Shut up, in other words.
She nodded again, nausea swelling within her as the elevator slowed into position on the twenty-third floor, and the doors opened. Deacon gave her a quick look and, as if seeing something in her eyes he didn’t like, added, “Really, Miss Jennifer. This is not the time for you to take on the dominant social order, or ask pointed questions about your father’s death. Just sit still and listen.”
She held his eyes for a moment with a touch of resentment, but she knew he was right. It was going to take all her strength, just to sit through the next couple of hours without being banned from the building.
“And stop touching your hair,” he added, smiling. “It looks fine.”
A secretary looked up from his desk, his bright, professional smile faltering when he saw Jennifer, then checked Deacon. Something wordless passed between the two men and the secretary rose, the professional smile back in place.

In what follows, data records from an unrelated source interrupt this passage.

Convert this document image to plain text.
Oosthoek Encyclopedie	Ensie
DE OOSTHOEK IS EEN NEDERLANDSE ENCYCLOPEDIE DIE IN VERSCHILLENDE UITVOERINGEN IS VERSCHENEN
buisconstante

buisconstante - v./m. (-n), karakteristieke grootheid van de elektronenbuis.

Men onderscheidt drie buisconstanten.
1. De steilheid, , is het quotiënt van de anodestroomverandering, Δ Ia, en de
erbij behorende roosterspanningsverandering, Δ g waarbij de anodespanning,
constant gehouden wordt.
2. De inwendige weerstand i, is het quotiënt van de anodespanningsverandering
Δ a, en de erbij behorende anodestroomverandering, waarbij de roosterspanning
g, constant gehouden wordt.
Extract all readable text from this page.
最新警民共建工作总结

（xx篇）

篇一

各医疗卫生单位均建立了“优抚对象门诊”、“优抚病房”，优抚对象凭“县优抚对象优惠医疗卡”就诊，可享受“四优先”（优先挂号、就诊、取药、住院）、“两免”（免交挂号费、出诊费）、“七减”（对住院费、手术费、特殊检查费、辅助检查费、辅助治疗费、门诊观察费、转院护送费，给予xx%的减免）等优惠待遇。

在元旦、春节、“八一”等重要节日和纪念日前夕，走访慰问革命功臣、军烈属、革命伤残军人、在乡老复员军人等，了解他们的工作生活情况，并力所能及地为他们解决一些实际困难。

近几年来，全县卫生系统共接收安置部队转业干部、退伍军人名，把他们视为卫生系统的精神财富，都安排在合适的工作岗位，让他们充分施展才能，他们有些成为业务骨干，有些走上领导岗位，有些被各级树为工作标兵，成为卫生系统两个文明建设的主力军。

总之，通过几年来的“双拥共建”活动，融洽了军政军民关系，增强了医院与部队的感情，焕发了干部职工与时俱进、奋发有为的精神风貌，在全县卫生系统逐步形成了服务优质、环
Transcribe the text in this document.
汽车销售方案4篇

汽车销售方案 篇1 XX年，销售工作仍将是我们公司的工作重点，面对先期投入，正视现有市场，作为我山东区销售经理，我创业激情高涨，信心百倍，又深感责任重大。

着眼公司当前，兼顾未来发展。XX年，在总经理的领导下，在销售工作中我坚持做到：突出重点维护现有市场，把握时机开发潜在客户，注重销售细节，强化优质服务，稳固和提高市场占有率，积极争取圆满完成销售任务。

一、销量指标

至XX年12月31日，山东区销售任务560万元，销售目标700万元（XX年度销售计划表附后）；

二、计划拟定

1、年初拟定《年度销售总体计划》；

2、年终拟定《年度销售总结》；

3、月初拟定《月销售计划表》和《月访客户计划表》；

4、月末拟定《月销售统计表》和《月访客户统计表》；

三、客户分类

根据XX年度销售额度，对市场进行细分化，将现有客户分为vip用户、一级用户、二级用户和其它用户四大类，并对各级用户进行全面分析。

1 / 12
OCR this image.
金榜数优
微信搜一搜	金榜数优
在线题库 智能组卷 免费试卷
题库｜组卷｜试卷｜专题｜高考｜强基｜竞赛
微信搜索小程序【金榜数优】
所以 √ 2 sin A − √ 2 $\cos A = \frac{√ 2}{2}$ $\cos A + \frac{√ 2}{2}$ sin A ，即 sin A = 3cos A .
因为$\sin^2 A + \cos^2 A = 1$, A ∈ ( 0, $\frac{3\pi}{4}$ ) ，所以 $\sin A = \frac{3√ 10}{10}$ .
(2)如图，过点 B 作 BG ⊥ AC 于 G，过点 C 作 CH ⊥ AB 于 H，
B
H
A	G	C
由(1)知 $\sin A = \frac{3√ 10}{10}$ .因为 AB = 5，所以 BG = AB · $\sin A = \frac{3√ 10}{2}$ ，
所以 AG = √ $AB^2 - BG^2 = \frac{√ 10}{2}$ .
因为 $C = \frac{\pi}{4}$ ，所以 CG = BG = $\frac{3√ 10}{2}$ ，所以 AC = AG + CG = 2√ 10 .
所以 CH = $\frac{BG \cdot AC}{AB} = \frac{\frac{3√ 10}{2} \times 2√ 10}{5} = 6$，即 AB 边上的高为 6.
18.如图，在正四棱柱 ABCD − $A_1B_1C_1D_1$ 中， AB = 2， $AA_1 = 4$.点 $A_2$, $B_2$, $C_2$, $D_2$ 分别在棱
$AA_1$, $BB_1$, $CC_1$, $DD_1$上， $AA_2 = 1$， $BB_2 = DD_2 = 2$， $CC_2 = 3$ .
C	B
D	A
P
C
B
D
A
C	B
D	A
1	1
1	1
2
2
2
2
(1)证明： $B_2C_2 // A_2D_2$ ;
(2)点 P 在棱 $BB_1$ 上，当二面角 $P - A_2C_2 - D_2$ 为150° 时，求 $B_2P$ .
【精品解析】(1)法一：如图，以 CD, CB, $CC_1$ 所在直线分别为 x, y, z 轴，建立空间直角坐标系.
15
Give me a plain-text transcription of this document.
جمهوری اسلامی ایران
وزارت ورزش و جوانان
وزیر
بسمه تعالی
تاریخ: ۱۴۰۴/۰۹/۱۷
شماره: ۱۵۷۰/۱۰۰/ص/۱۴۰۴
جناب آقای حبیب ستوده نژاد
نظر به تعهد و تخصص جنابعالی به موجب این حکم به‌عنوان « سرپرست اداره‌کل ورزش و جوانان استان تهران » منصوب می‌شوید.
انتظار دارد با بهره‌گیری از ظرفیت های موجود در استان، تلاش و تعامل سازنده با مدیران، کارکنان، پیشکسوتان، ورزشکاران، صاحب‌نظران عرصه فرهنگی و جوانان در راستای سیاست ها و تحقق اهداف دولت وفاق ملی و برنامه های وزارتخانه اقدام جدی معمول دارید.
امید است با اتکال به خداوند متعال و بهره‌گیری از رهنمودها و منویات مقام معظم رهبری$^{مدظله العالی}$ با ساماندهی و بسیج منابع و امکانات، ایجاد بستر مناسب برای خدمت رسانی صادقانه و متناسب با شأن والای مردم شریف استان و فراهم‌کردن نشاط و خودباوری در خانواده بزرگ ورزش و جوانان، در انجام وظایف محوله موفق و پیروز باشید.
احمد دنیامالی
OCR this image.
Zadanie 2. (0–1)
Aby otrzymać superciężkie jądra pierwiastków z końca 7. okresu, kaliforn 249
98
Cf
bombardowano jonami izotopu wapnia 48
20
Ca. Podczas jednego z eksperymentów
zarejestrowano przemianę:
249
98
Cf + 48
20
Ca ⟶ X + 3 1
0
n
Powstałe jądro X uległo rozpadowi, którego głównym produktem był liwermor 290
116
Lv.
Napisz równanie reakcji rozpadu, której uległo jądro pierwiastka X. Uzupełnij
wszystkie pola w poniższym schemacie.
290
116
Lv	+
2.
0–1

“Miss Quinn,” he said, standing up but seeming unsure if he should reach out to shake her hand. “Welcome. Please follow me.”
She murmured a thank you, but the words stuck in her throat and she didn’t think he heard her. She turned to Deacon, who gave her an encouraging smile. They followed the secretary, who stopped at a heavy door of lacquered wood and knocked deferentially, head cocked to catch the voices within. She didn’t hear whatever made him turn the handle and push the door open, but that was partly the blood rushing in her ears as she tried to shut down the panic that was rising inside her.